Selain kontrak dibatalkan, perusahaan penyedia tersebut diberlakukan atau di sanksi berupa daftar hitam (backlist) hingga dana anggaran yang telah gunakan untuk dikembalikan ke negara.

Hal tersebut berdasarkan Peraturan Presiden (Perpres) Nomor 12 Tahun 2021 tentang Pengadaan Barang/Jasa (PBJB) tentang merupakan perubahan dari Perpres No. 16 Tahun 2018 dan juga sekaligus salah satu dari 49 peraturan pelaksana UU Cipta Kerja.

Diberlakukannya Perpres 12/2021 terbaru ini sangat penting guna memperbaiki tata kelola, menurunkan permasalahan korupsi dalam dunia tender pengadaan barang/jasa. Meningkatkan transparansi, akuntabilitas, dan juga meningkatkan kecepatan penyerapan anggaran. 

Sementara pada pasal 78 Ayat 1 berbunyi sebagai berikut.

- Menyampaikan dokumen atau keterangan palsu/tidak benar untuk memenuhi persyaratan yang ditentukan dalam Dokumen Pemilihan.

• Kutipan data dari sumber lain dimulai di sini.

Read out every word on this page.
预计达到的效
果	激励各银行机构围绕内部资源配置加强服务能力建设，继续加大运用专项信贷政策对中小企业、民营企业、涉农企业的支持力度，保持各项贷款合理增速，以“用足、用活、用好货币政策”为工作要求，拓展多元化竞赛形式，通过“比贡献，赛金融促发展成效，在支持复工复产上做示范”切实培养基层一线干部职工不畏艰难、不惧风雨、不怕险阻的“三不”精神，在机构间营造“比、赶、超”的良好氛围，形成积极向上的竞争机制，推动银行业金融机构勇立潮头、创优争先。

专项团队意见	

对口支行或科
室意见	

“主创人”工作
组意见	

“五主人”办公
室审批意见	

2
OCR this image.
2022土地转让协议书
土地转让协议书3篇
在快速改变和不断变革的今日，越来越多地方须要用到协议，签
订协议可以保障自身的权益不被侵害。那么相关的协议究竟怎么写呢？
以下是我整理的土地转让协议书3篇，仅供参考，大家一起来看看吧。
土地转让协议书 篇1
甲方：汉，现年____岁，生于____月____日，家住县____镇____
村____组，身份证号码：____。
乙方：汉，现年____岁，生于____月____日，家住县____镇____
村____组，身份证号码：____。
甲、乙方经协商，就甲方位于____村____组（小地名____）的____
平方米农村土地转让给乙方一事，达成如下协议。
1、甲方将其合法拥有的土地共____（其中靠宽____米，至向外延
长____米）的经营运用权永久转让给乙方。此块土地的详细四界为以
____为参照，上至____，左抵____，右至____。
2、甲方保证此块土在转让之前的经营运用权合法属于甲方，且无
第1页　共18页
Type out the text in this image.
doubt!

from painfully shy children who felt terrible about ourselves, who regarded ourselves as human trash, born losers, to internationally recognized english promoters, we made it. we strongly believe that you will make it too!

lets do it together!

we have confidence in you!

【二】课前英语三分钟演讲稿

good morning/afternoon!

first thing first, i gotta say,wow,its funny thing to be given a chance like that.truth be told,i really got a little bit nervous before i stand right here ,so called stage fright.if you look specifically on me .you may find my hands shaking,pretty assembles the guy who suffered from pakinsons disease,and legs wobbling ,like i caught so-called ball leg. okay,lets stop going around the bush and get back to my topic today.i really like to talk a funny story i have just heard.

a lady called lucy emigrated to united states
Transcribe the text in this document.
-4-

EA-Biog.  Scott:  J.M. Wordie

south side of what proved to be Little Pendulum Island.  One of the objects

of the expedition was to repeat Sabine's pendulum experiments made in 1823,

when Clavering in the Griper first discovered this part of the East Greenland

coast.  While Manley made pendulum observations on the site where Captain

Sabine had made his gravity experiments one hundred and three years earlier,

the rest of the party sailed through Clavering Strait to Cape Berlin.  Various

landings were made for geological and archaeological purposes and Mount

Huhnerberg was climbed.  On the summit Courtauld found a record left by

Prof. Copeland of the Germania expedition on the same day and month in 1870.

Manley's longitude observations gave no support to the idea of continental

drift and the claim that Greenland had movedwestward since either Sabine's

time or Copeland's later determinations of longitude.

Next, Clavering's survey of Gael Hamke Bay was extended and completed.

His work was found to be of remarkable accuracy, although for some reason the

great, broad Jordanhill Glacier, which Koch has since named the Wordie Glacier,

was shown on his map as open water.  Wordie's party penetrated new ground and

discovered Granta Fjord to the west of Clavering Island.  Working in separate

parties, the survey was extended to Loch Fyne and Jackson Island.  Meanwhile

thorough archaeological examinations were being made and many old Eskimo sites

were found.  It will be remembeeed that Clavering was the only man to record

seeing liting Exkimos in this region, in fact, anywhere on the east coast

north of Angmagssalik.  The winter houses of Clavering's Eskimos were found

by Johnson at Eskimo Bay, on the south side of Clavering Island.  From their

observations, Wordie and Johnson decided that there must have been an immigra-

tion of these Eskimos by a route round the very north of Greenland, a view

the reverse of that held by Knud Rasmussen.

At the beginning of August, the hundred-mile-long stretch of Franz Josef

- Terindikasi melakukan persekongkolan dengan peserta lain untuk mengatur harga penawaran.

- Terindikasi melakukan korupsi, kolusi, dan/atau nepotisme dalam pemilihan Penyedia.

- Mengundurkan diri dengan alasan yang tidak dapat diterima oleh Pejabat Pengadaan/Pokja Pemilihan/Agen Pengadaan. Peserta pemilihan dikenai sanksi administratif.

Untuk diketahui, tindakan maladministrasi merupakan perilaku atau perbuatan melawan hukum dan etika dalam proses administrasi pelayanan publik.

Tindakan Maladministrasi ini, ada berbagai macam seperti penyimpangan prosedur, penyalahgunaan wewenang termasuk kelalaian atau pengabaian kewajiban hukum, tindakan diskriminatif bahkan ada dugaan permintaan imbalan dan lainnya.